If you, like many of us, were infected with summer laziness (cocktails, afternoon naps, sunbathing, it’s-so-hot-I-can’t-move, etc.), you know that autumn is the perfect season for getting back in shape. It’s not that easy as it sounds, though. Persistency and constant motivation are required. Still, it’s not that difficult either. It’s all about taking baby steps when you start, because taking some time off requires starting from the beginning when you decide to bounce back. From that “bounce” on, all you need to do is make gradual progress, until you reach the point where you are satisfied with both your body and level of fitness. Stick around while we explain the benefits of being in shape, the ways of achieving that and the different techniques you can use.

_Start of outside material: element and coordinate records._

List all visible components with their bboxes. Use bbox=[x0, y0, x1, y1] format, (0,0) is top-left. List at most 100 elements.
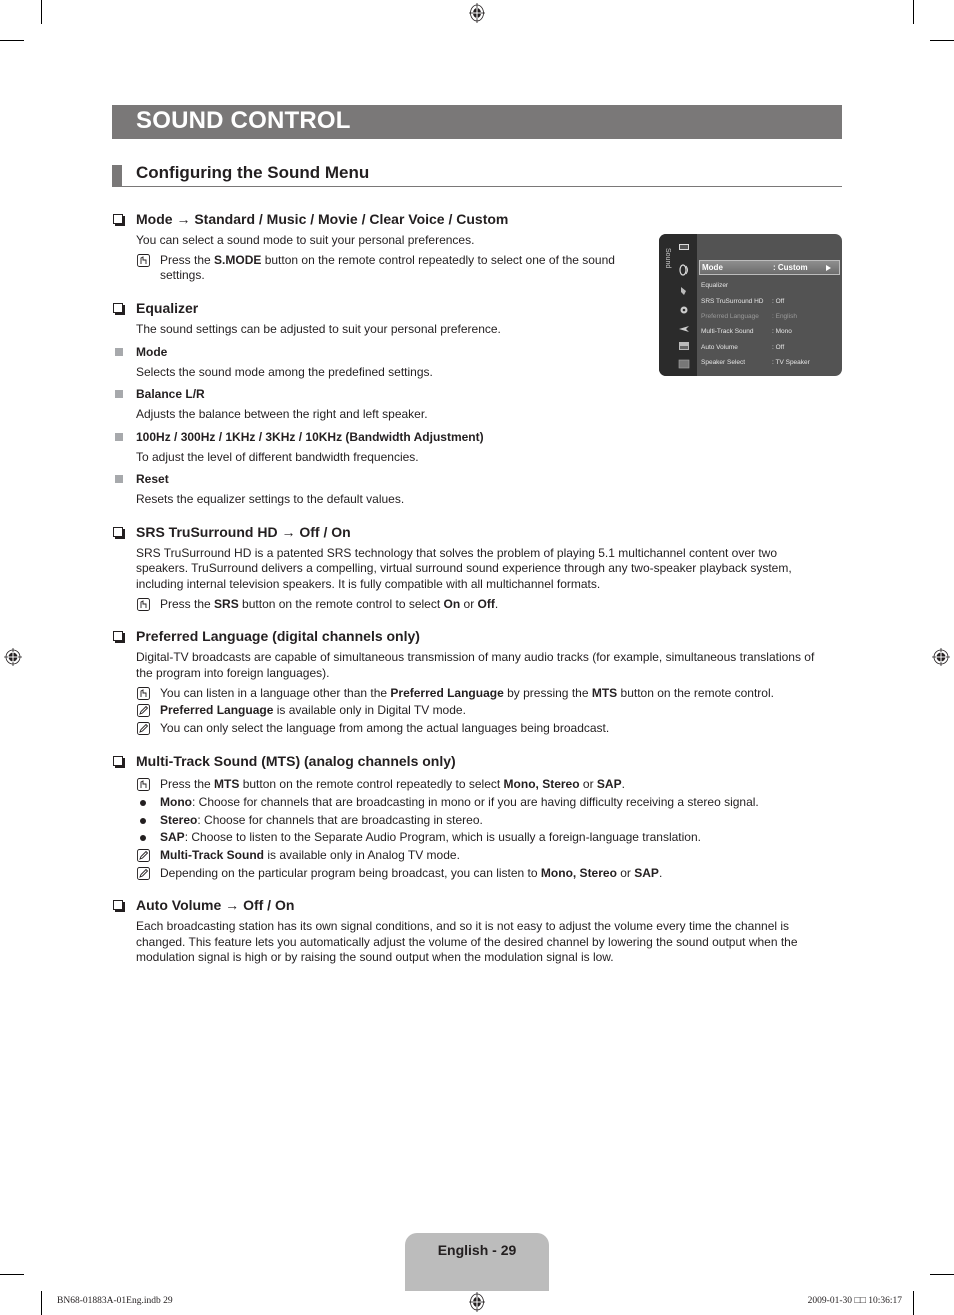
mode-note: Press the S.MODE button on the remote co… bbox=[160, 253, 615, 269]
osd-row-mode[interactable]: Mode : Custom bbox=[699, 260, 840, 275]
osd-row-label: Auto Volume bbox=[701, 344, 738, 351]
note-text: Press the bbox=[160, 253, 215, 267]
section-marker bbox=[112, 165, 122, 186]
mode-note-line2: settings. bbox=[160, 268, 205, 282]
note-bold: Off bbox=[477, 597, 495, 611]
equalizer-body: The sound settings can be adjusted to su… bbox=[136, 322, 501, 336]
bullet-dot-icon bbox=[140, 818, 146, 824]
note-bold: SAP bbox=[634, 866, 659, 880]
osd-row-speaker-select[interactable]: Speaker Select : TV Speaker bbox=[699, 356, 840, 371]
page-number-tab: English - 29 bbox=[405, 1233, 549, 1291]
pencil-note-icon bbox=[137, 704, 150, 717]
eq-item-title: Balance L/R bbox=[136, 387, 205, 403]
srs-heading: SRS TruSurround HD → Off / On bbox=[136, 524, 351, 540]
osd-row-label: Preferred Language bbox=[701, 313, 759, 320]
note-text: is available only in Digital TV mode. bbox=[273, 703, 466, 717]
eq-item-desc: To adjust the level of different bandwid… bbox=[136, 450, 419, 464]
osd-row-value: : Off bbox=[772, 344, 785, 351]
srs-note: Press the SRS button on the remote contr… bbox=[160, 597, 498, 613]
note-text: . bbox=[621, 777, 625, 791]
osd-row-auto-volume[interactable]: Auto Volume : Off bbox=[699, 341, 840, 356]
bullet-bold: SAP bbox=[160, 830, 185, 844]
note-bold: Preferred Language bbox=[390, 686, 504, 700]
note-bold: SRS bbox=[214, 597, 239, 611]
input-icon bbox=[679, 326, 689, 332]
crop-mark bbox=[0, 1274, 24, 1275]
preferred-language-body-line: the program into foreign languages). bbox=[136, 666, 330, 680]
mode-heading: Mode → Standard / Music / Movie / Clear … bbox=[136, 211, 509, 227]
remote-button-note-icon bbox=[137, 687, 150, 700]
osd-row-value: : Mono bbox=[772, 328, 792, 335]
checkbox-bullet-icon bbox=[113, 900, 125, 912]
eq-item-title: Mode bbox=[136, 345, 167, 361]
osd-row-srs[interactable]: SRS TruSurround HD : Off bbox=[699, 295, 840, 310]
checkbox-bullet-icon bbox=[113, 756, 125, 768]
osd-row-label: Equalizer bbox=[701, 282, 729, 289]
picture-icon bbox=[679, 244, 689, 250]
note-text: Press the bbox=[160, 597, 215, 611]
application-icon bbox=[679, 342, 689, 350]
mts-note: Multi-Track Sound is available only in A… bbox=[160, 848, 460, 864]
eq-item-title-text: Mode bbox=[136, 345, 168, 359]
srs-body-line: including internal television speakers. … bbox=[136, 577, 601, 591]
mts-bullet: Mono: Choose for channels that are broad… bbox=[160, 795, 759, 811]
eq-item-desc: Selects the sound mode among the predefi… bbox=[136, 365, 433, 379]
osd-row-preferred-language: Preferred Language : English bbox=[699, 310, 840, 325]
square-bullet-icon bbox=[115, 433, 123, 441]
osd-row-label: Speaker Select bbox=[701, 359, 746, 366]
mts-bullet: Stereo: Choose for channels that are bro… bbox=[160, 813, 483, 829]
support-icon bbox=[678, 359, 690, 369]
tv-sound-menu-screenshot: Sound Mode : Custom Equalizer SRS TruSur… bbox=[659, 234, 842, 376]
footer-timestamp: 2009-01-30 □□ 10:36:17 bbox=[807, 1296, 902, 1306]
preferred-language-note: You can listen in a language other than … bbox=[160, 686, 774, 702]
remote-button-note-icon bbox=[137, 778, 150, 791]
note-bold: Mono, Stereo bbox=[503, 777, 580, 791]
auto-volume-heading: Auto Volume → Off / On bbox=[136, 897, 295, 913]
sound-icon bbox=[679, 264, 688, 276]
note-text: or bbox=[579, 777, 597, 791]
bullet-text: : Choose to listen to the Separate Audio… bbox=[184, 830, 701, 844]
note-text: or bbox=[616, 866, 635, 880]
srs-body-line: SRS TruSurround HD is a patented SRS tec… bbox=[136, 546, 778, 560]
note-text: . bbox=[494, 597, 499, 611]
crop-mark bbox=[0, 40, 24, 41]
eq-item-title-text: Balance L/R bbox=[136, 387, 205, 401]
mts-note: Depending on the particular program bein… bbox=[160, 866, 662, 882]
section-heading: Configuring the Sound Menu bbox=[136, 163, 370, 182]
note-text: Depending on the particular program bein… bbox=[160, 866, 541, 880]
note-bold: MTS bbox=[591, 686, 618, 700]
note-text: button on the remote control repeatedly … bbox=[239, 777, 504, 791]
checkbox-bullet-icon bbox=[113, 214, 125, 226]
osd-row-label: Mode bbox=[702, 263, 723, 272]
osd-row-label: Multi-Track Sound bbox=[701, 328, 754, 335]
note-bold: SAP bbox=[596, 777, 622, 791]
registration-mark-icon bbox=[469, 1292, 485, 1312]
pencil-note-icon bbox=[137, 722, 150, 735]
note-text: by pressing the bbox=[503, 686, 592, 700]
osd-row-value: : English bbox=[772, 313, 797, 320]
section-heading-bar: Configuring the Sound Menu bbox=[112, 163, 842, 187]
note-text: or bbox=[460, 597, 478, 611]
note-bold: Mono, Stereo bbox=[540, 866, 617, 880]
osd-row-label: SRS TruSurround HD bbox=[701, 298, 764, 305]
eq-item-desc: Resets the equalizer settings to the def… bbox=[136, 492, 405, 506]
registration-mark-icon bbox=[932, 648, 950, 666]
osd-side-label: Sound bbox=[664, 248, 671, 269]
bullet-dot-icon bbox=[140, 800, 146, 806]
note-text: Press the bbox=[160, 777, 215, 791]
auto-volume-body-line: changed. This feature lets you automatic… bbox=[136, 935, 798, 949]
square-bullet-icon bbox=[115, 390, 123, 398]
note-bold: S.MODE bbox=[214, 253, 262, 267]
note-text: is available only in Analog TV mode. bbox=[264, 848, 460, 862]
remote-button-note-icon bbox=[137, 598, 150, 611]
crop-mark bbox=[930, 1274, 954, 1275]
chapter-title-bar: SOUND CONTROL bbox=[112, 105, 842, 139]
osd-row-equalizer[interactable]: Equalizer bbox=[699, 279, 840, 294]
eq-item-title: Reset bbox=[136, 472, 169, 488]
note-text: button on the remote control. bbox=[617, 686, 774, 700]
note-text: button on the remote control to select bbox=[238, 597, 444, 611]
bullet-bold: Stereo bbox=[160, 813, 198, 827]
preferred-language-note: You can only select the language from am… bbox=[160, 721, 610, 735]
checkbox-bullet-icon bbox=[113, 527, 125, 539]
osd-row-multi-track-sound[interactable]: Multi-Track Sound : Mono bbox=[699, 325, 840, 340]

Why Being in Shape Matters?
Women tend to think that a killer shape is reserved for men with the primary focus on bodybuilding, or having a six-pack at the least. Though most of us wouldn’t want similar effects, that doesn’t mean we don’t want to be healthy and good-looking. It is important for our confidence, because not a lot of women want to look in the mirror and see big belly fat. Seeing a healthy, fit body, however, is a great reason to start every day loving yourself. This further influences your social life, and you feel more relaxed among people. Most importantly, being fit means that you have a healthier organism prepared to face all the challenges.
How to Get Back in Shape?
First step is to determine just how badly out of shape you really are. This will help you follow your progress later on. It can be done easily, no personal trainer needed. Measure the time you can jog, see how many push-ups, sit-ups and pull-ups you can do. Work up the courage to step on the scales. Repeat this test every two or three weeks. When you notice the first changes, you’ll have enough motivation to do it all the way. Working out with a friend (if you two were together on cocktail parties all summer, even better), can help both of you be successful and never give up. Start small, and then build up the intensity and duration of the training sessions.
What’s your Weapon of Choice?
There are many ways and techniques to get in or back in shape. If it is easier for you, you can start by working out at home, jogging with a friend or a dog or doing some individual sports like swimming or skating. For skating, I would recommend you to go to Free Skateshop. Some ladies prefer exercising in larger groups, so low-intensity aerobics in the beginning and power aerobics later is best for you, if you are one of them. If you opt for the gym, you should make some sort of workout plan and create and follow a post workout nutrition guide. This is useful for all other physical activities too. Some women like their workout time to be fun. And why not make it so? Various activities, such as Zumba, trampoline fitness, Bokwa, cycle karaoke or even some dancing lessons, are made to be fun and to burn fat at the same time. Even though yoga is often considered to be merely a means of relaxation and reaching inner peace, it is possible to use it to be fit. As long as you perform yoga movements with certain intensity, it can provide muscle exercise and cardiovascular benefits.
In 2 to 4 weeks your body will recruit more muscles and become more efficient. It takes about 4 to 6 weeks, however, to get back on track completely and develop your routine. You go, girl!